Yi Hwang (* 1501 in Andong, Korea; † 1570)[1] ist ein koreanischer Gelehrter des Neokonfuzianismus und Hofbeamter in der Zeit der Joseon-Dynastie. Zusammen mit dem jüngeren Yi I, gilt er als einer der beiden besonders herausragenden Gelehrten seiner Zeit.[2] Er war eine der Schlüsselfiguren neokonfuzianischer Literatur, gründete die Yeongnam-Schule und die Dosan-Seowon, eine private konfuzianische Akademie.[ko 1] Er wird häufig auch mit seinem Künstlernamen Toegye (Hangeul: 퇴계 [tʰøgje] auch transkribiert: Toigye) benannt, übersetzt ungefähr zurückgezogener Bach oder beschauliches Flüsschen. Sein Ehrenname war Gyeongho,[ko 2] was ungefähr Hüter der Ordnung bedeutet.

Leben[Bearbeiten | Quelltext bearbeiten]

Yi Hwang wurde 1501 in Ongye-ri geboren, heute ein Stadtteil von Andong, im Norden der Provinz Gyeongsang. Er war der jüngste von 8 Kindern.[ko 2] Seine Familie gehörte zum Jinseong Yi Klan. Bereits als Kind bewunderte er die Gedichte von Tao Qian und er begann bereits im Alter von 12 Jahren eigene Gedichte zu schreiben. Ebenfalls um diese Zeit begann einer seiner Onkel ihm die Lehrgespräche des Konfuzius näherzubringen, eines der Klassiker der konfuzianischen Literatur. Sein Gedicht Yadang (Hangeul: 야당, Hanja: 野塘, Teich in der freien Natur), dass er im Alter von 18 Jahren schrieb, wird als eines seiner Meisterwerke betrachtet.[ko 3][ko 2] Mit ungefähr 20 Jahren begann er, sich intensiv mit dem I Ging und dem Neokonfuzianismus zu beschäftigen.[ko 2]

Mit 23 ging er nach Seoul an die Sungkyunkwan-Universität. Vier Jahre später bestand er die Vorprüfungen, um Regierungsbeamter zu werden. Mit 33 Jahren kehrte er für die abschließenden Beamtenprüfungen an die Universität zurück und kam dort mit dem Gelehrten Kim In-hu in Kontakt. Er bestand 1534 die Prüfungen mit besonderer Auszeichnung. Bei seiner anschließenden Arbeit als Regierungsbeamter setzte er auch sein akademisches Streben fort.[ko 2]

Als er 37 war, starb seine Mutter und er kehrte in seine Heimatstadt zurück, um sie, konfuzianischem Brauch entsprechend, 3 Jahre lang zu betrauern.
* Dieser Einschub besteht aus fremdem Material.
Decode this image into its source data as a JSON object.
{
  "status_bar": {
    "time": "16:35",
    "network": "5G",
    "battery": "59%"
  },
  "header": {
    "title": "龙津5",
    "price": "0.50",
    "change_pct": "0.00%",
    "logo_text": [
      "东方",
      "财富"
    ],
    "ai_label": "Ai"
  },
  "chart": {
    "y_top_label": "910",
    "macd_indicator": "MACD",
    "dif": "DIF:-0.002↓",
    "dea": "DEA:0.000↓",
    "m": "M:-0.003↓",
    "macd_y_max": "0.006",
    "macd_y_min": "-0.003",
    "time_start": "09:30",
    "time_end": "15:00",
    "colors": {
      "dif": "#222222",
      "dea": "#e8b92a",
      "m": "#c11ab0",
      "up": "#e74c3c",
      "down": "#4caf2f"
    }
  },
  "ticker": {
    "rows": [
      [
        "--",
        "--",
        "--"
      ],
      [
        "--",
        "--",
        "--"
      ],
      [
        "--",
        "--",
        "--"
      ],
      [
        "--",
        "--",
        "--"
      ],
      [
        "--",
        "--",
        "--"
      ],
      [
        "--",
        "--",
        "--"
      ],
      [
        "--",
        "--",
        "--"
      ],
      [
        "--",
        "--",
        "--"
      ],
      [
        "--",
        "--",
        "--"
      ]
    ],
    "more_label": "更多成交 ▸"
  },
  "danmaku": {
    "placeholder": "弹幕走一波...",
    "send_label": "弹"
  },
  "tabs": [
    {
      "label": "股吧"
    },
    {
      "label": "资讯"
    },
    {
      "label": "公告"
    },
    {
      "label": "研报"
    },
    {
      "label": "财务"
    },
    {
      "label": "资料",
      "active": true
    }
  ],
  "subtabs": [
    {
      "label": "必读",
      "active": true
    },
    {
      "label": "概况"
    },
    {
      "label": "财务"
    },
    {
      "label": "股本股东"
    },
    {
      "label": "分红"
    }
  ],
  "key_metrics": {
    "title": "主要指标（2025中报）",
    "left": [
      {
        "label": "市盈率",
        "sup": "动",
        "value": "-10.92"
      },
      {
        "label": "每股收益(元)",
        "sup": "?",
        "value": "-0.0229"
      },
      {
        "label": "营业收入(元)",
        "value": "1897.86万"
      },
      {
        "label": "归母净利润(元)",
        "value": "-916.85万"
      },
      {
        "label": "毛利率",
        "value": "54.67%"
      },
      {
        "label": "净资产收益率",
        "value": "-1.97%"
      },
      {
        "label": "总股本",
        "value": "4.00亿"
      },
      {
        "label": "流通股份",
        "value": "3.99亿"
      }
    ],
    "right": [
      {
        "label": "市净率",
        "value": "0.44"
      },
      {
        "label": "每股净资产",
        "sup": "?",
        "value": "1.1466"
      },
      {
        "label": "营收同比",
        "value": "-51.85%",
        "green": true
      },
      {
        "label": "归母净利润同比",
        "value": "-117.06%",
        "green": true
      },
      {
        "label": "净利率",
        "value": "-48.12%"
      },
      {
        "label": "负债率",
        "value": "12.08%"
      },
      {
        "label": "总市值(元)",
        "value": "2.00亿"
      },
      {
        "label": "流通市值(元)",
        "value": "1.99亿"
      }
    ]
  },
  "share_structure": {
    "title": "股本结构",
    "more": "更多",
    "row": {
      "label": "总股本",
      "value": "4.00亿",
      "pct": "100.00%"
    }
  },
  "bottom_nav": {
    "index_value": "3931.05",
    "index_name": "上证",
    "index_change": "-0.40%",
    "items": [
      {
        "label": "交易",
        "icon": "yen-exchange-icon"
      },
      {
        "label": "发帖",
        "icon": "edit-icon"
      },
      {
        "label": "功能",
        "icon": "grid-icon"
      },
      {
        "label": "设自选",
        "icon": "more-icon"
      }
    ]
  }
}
Bei seiner Rückkehr wurde er mit verschiedenen Ämtern betraut, zeitweise mit mehreren zu gleicher Zeit in Personalunion. Dabei wurde er ab 1542 zeitweise als verdeckter Ermittler Amhaengeosa (Hangeul: 암행어사, Hanja: 暗行御史) eingesetzt, um Korruption in der Verwaltung aufzudecken oder die tatsächliche Stimmung im Volk zu ergründen. Diese Aufgabe nahm er unnachsichtig ernst und machte sich so viele Feinde, denen es gelang, ihn in Misskredit zu bringen und seine Strafversetzung zu erreichen.[ko 1]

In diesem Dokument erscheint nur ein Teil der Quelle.